Other standardization operations exist, but those are the most common because of the properties highlighted.

Advantages and risks

Scaling variables may avoid the distance between data points to be over-influenced by high-variance variables, because the ability to classify the data points from a variable is usually not proportional to the variable variance.

Furthermore, all people with notions in physics and calculus would find it awkward to compute a distance from heterogeneous variables (which would have different units and meaning).

However, scaling might increase the weight of variables carrying mostly or only noise, to which the model would fit, increasing the error on new data.

For this case, the second risk seems very low: all variables seem to carry information, which we could observe because of the low number of variables.

Feature engineering pipeline

a, b, c = np.polyfit(data0["skew"],data0["kurtosis"],deg=2)

data1 = data0.copy() # copying the data

data1.columns = ['vari', 'skew', 'k_resid', 'entropy', 'class']
data1["k_resid"] = data0["kurtosis"] - np.square(a*(data0["skew"]) + b*data0["skew"] + c)

data1.columns  = ['vari', 'skew', 'k_resid', 'd', 'class'] # computing the feature from the entropy regression

f0 = np.polyfit(d0["skew"],d0["entropy"],deg=2)
f1 = np.polyfit(d1["skew"],d1["entropy"],deg=2)

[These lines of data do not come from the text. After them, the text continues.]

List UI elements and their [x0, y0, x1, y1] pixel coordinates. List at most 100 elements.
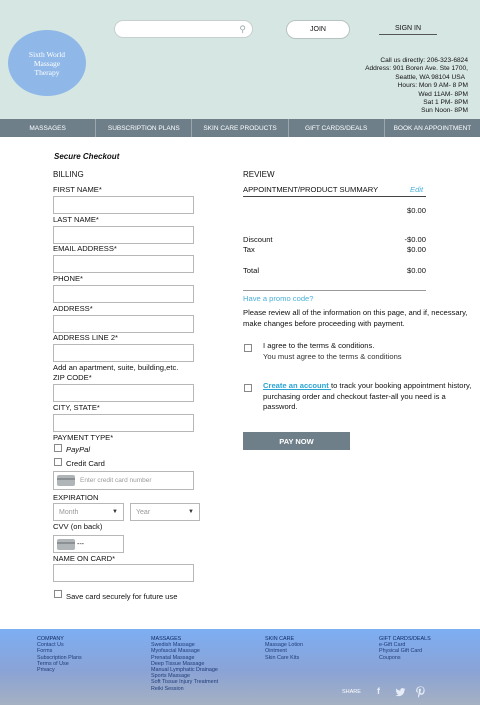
footer-link-privacy[interactable]: Privacy — [37, 667, 82, 673]
main-nav: MASSAGES SUBSCRIPTION PLANS SKIN CARE PR… — [0, 119, 480, 137]
paypal-label: PayPal — [66, 445, 91, 454]
first-name-field[interactable] — [53, 196, 194, 214]
zip-label: ZIP CODE* — [53, 373, 92, 382]
pinterest-icon[interactable] — [416, 686, 425, 698]
total-label: Total — [243, 266, 260, 275]
hours-sat: Sat 1 PM- 8PM — [423, 99, 468, 107]
card-back-icon — [57, 538, 75, 550]
chevron-down-icon: ▼ — [188, 509, 194, 515]
terms-checkbox[interactable] — [244, 344, 252, 352]
footer-massages: MASSAGES Swedish Massage Myofascial Mass… — [151, 636, 218, 692]
promo-code-link[interactable]: Have a promo code? — [243, 294, 314, 303]
footer-link-reiki[interactable]: Reiki Session — [151, 686, 218, 692]
header: Sixth World Massage Therapy ⚲ JOIN SIGN … — [0, 0, 480, 119]
contact-address: Address: 901 Boren Ave. Ste 1700, — [365, 65, 468, 73]
create-account-checkbox[interactable] — [244, 384, 252, 392]
footer-link-soft-tissue[interactable]: Soft Tissue Injury Treatment — [151, 679, 218, 685]
facebook-icon[interactable]: f — [377, 686, 380, 696]
cvv-label: CVV (on back) — [53, 522, 103, 531]
save-card-label: Save card securely for future use — [66, 592, 178, 601]
month-select-value: Month — [59, 508, 79, 516]
credit-card-checkbox[interactable] — [54, 458, 62, 466]
logo-line-3: Therapy — [34, 67, 60, 77]
search-icon[interactable]: ⚲ — [239, 24, 246, 35]
contact-city: Seattle, WA 98104 USA — [395, 73, 465, 81]
first-name-label: FIRST NAME* — [53, 185, 102, 194]
nav-skin-care-products[interactable]: SKIN CARE PRODUCTS — [192, 119, 289, 137]
cvv-value: --- — [77, 540, 84, 548]
save-card-checkbox[interactable] — [54, 590, 62, 598]
total-value: $0.00 — [406, 266, 426, 275]
hours-sun: Sun Noon- 8PM — [421, 107, 468, 115]
nav-subscription-plans[interactable]: SUBSCRIPTION PLANS — [96, 119, 193, 137]
discount-value: -$0.00 — [404, 235, 426, 244]
page-title: Secure Checkout — [54, 152, 120, 161]
create-account-text: Create an account to track your booking … — [263, 381, 475, 413]
email-label: EMAIL ADDRESS* — [53, 244, 117, 253]
cvv-field[interactable]: --- — [53, 535, 124, 553]
month-select[interactable]: Month ▼ — [53, 503, 124, 521]
phone-label: PHONE* — [53, 274, 83, 283]
last-name-field[interactable] — [53, 226, 194, 244]
year-select-value: Year — [136, 508, 151, 516]
share-label: SHARE — [342, 689, 361, 695]
footer-link-kits[interactable]: Skin Care Kits — [265, 655, 303, 661]
credit-card-icon — [57, 475, 75, 486]
discount-label: Discount — [243, 235, 273, 244]
logo-line-1: Sixth World — [28, 49, 66, 59]
phone-field[interactable] — [53, 285, 194, 303]
nav-gift-cards[interactable]: GIFT CARDS/DEALS — [289, 119, 385, 137]
hours-mon: Hours: Mon 9 AM- 8 PM — [397, 82, 468, 90]
subtotal-value: $0.00 — [406, 206, 426, 215]
terms-hint: You must agree to the terms & conditions — [263, 352, 402, 361]
summary-heading: APPOINTMENT/PRODUCT SUMMARY — [243, 185, 379, 194]
name-on-card-field[interactable] — [53, 564, 194, 582]
tax-value: $0.00 — [406, 245, 426, 254]
tax-label: Tax — [243, 245, 255, 254]
edit-link[interactable]: Edit — [410, 185, 423, 194]
terms-label: I agree to the terms & conditions. — [263, 341, 375, 350]
contact-phone: Call us directly: 206-323-6824 — [380, 57, 468, 64]
sign-in-link[interactable]: SIGN IN — [379, 25, 437, 35]
address2-note: Add an apartment, suite, building,etc. — [53, 363, 179, 372]
twitter-icon[interactable] — [395, 688, 406, 697]
footer-gift-cards: GIFT CARDS/DEALS e-Gift Card Physical Gi… — [379, 636, 431, 661]
credit-card-placeholder: Enter credit card number — [80, 477, 152, 484]
payment-type-label: PAYMENT TYPE* — [53, 433, 114, 442]
nav-massages[interactable]: MASSAGES — [0, 119, 97, 137]
join-button[interactable]: JOIN — [286, 20, 350, 39]
last-name-label: LAST NAME* — [53, 215, 99, 224]
logo-line-2: Massage — [33, 58, 61, 68]
chevron-down-icon: ▼ — [112, 509, 118, 515]
summary-divider-bottom — [243, 290, 426, 291]
paypal-checkbox[interactable] — [54, 444, 62, 452]
city-state-field[interactable] — [53, 414, 194, 432]
contact-info: Call us directly: 206-323-6824 Address: … — [365, 57, 468, 116]
nav-book-appointment[interactable]: BOOK AN APPOINTMENT — [385, 119, 480, 137]
address-label: ADDRESS* — [53, 304, 93, 313]
expiration-label: EXPIRATION — [53, 493, 99, 502]
hours-wed: Wed 11AM- 8PM — [418, 90, 468, 98]
address2-field[interactable] — [53, 344, 194, 362]
zip-field[interactable] — [53, 384, 194, 402]
email-field[interactable] — [53, 255, 194, 273]
credit-card-label: Credit Card — [66, 459, 105, 468]
city-state-label: CITY, STATE* — [53, 403, 100, 412]
footer-skin-care: SKIN CARE Massage Lotion Ointment Skin C… — [265, 636, 303, 661]
address-field[interactable] — [53, 315, 194, 333]
footer: COMPANY Contact Us Forms Subscription Pl… — [0, 629, 480, 705]
year-select[interactable]: Year ▼ — [130, 503, 200, 521]
pay-now-button[interactable]: PAY NOW — [243, 432, 350, 450]
name-on-card-label: NAME ON CARD* — [53, 554, 116, 563]
credit-card-number-field[interactable]: Enter credit card number — [53, 471, 194, 490]
billing-heading: BILLING — [53, 170, 84, 179]
footer-link-coupons[interactable]: Coupons — [379, 655, 431, 661]
summary-divider-top — [243, 196, 426, 197]
address2-label: ADDRESS LINE 2* — [53, 333, 118, 342]
review-instructions: Please review all of the information on … — [243, 308, 468, 328]
logo[interactable]: Sixth World Massage Therapy — [8, 30, 86, 96]
create-account-link[interactable]: Create an account — [263, 381, 331, 390]
footer-link-subscription[interactable]: Subscription Plans — [37, 655, 82, 661]
search-input[interactable]: ⚲ — [114, 20, 253, 38]
review-heading: REVIEW — [243, 170, 275, 179]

data1["d"] = abs(data0["entropy"]-f0[0]* data0["skew"]* data0["skew"]-f0[1]* data0["skew"]-f0[2])-\
    abs(data0["entropy"]-f1[0]* data0["skew"]* data0["skew"]-f1[1]* data0["skew"]-f1[2])

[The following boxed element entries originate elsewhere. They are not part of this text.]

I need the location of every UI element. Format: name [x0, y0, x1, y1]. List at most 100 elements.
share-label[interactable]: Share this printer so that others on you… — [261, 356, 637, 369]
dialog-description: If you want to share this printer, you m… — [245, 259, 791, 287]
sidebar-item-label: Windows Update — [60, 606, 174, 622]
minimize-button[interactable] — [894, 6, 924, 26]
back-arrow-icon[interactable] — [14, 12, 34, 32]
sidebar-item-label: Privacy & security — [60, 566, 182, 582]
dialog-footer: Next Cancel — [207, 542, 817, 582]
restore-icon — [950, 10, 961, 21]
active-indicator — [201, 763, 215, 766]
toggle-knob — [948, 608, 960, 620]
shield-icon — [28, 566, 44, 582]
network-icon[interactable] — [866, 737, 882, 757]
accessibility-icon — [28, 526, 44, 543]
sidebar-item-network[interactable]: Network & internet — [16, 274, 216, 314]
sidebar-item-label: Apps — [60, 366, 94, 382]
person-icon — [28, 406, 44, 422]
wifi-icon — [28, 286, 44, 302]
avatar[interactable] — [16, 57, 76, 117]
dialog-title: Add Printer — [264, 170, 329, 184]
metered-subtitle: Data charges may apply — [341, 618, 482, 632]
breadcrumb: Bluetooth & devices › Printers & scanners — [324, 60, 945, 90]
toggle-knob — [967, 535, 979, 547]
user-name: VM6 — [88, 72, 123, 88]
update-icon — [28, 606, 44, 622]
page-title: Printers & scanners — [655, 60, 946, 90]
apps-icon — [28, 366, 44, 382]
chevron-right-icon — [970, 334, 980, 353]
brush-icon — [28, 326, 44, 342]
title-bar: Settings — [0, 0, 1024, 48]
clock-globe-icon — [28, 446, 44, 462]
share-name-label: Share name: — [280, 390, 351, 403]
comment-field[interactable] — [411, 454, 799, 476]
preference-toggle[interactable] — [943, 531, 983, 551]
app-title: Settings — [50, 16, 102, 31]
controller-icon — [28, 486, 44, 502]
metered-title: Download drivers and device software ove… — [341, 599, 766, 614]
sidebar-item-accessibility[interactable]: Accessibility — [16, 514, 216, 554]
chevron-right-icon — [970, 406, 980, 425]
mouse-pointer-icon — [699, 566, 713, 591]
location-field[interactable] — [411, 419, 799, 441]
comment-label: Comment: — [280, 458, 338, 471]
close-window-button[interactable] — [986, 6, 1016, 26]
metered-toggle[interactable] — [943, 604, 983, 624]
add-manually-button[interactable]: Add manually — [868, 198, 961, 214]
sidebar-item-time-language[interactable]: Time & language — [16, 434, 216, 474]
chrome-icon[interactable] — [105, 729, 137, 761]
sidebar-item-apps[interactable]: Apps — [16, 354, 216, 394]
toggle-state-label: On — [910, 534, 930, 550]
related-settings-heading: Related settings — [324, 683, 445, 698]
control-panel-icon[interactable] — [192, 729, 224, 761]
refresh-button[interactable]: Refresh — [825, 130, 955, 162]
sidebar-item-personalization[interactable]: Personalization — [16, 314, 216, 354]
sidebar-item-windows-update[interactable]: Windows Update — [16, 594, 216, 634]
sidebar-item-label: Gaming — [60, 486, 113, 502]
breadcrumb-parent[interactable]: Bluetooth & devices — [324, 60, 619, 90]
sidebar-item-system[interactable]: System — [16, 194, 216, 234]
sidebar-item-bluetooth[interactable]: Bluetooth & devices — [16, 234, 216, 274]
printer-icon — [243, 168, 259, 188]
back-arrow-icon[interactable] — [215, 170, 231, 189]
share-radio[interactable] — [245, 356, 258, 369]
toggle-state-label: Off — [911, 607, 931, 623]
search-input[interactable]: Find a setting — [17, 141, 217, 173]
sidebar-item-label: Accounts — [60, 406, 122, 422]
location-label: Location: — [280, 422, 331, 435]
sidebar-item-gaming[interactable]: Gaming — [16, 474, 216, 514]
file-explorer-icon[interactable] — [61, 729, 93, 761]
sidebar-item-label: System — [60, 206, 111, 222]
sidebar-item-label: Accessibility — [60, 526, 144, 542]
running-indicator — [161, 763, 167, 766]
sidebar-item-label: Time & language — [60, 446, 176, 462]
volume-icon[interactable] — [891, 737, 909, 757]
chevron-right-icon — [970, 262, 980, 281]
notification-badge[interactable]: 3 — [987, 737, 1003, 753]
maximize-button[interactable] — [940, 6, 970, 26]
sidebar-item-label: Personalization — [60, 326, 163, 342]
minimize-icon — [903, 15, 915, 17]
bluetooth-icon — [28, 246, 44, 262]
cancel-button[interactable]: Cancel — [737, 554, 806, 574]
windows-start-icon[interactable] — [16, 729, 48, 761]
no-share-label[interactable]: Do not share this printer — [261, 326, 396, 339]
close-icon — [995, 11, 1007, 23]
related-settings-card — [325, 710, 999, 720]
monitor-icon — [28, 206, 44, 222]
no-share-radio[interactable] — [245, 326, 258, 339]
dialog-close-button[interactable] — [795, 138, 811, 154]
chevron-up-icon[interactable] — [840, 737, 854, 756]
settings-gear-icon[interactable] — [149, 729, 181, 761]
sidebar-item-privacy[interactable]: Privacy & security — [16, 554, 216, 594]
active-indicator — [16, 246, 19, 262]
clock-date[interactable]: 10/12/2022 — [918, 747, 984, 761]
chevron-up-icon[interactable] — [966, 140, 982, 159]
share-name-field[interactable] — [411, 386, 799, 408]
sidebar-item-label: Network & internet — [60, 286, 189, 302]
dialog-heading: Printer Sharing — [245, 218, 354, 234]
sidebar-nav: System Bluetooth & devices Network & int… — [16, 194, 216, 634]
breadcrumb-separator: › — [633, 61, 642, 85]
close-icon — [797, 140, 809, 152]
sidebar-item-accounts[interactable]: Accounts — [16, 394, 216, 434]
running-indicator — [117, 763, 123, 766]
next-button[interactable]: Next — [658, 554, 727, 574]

data1 = data1.drop("skew",1) # removing skew

data1.iloc[:,:4] = data1.iloc[:,:4]/np.sqrt(np.var(data1.iloc[:,:4])) # data normalization

data1 can now be used in the next step which will consist in the implementation of a basic machine learning algorithm. This is the key part in an analysis-oriented data science project, and I hope to see you there.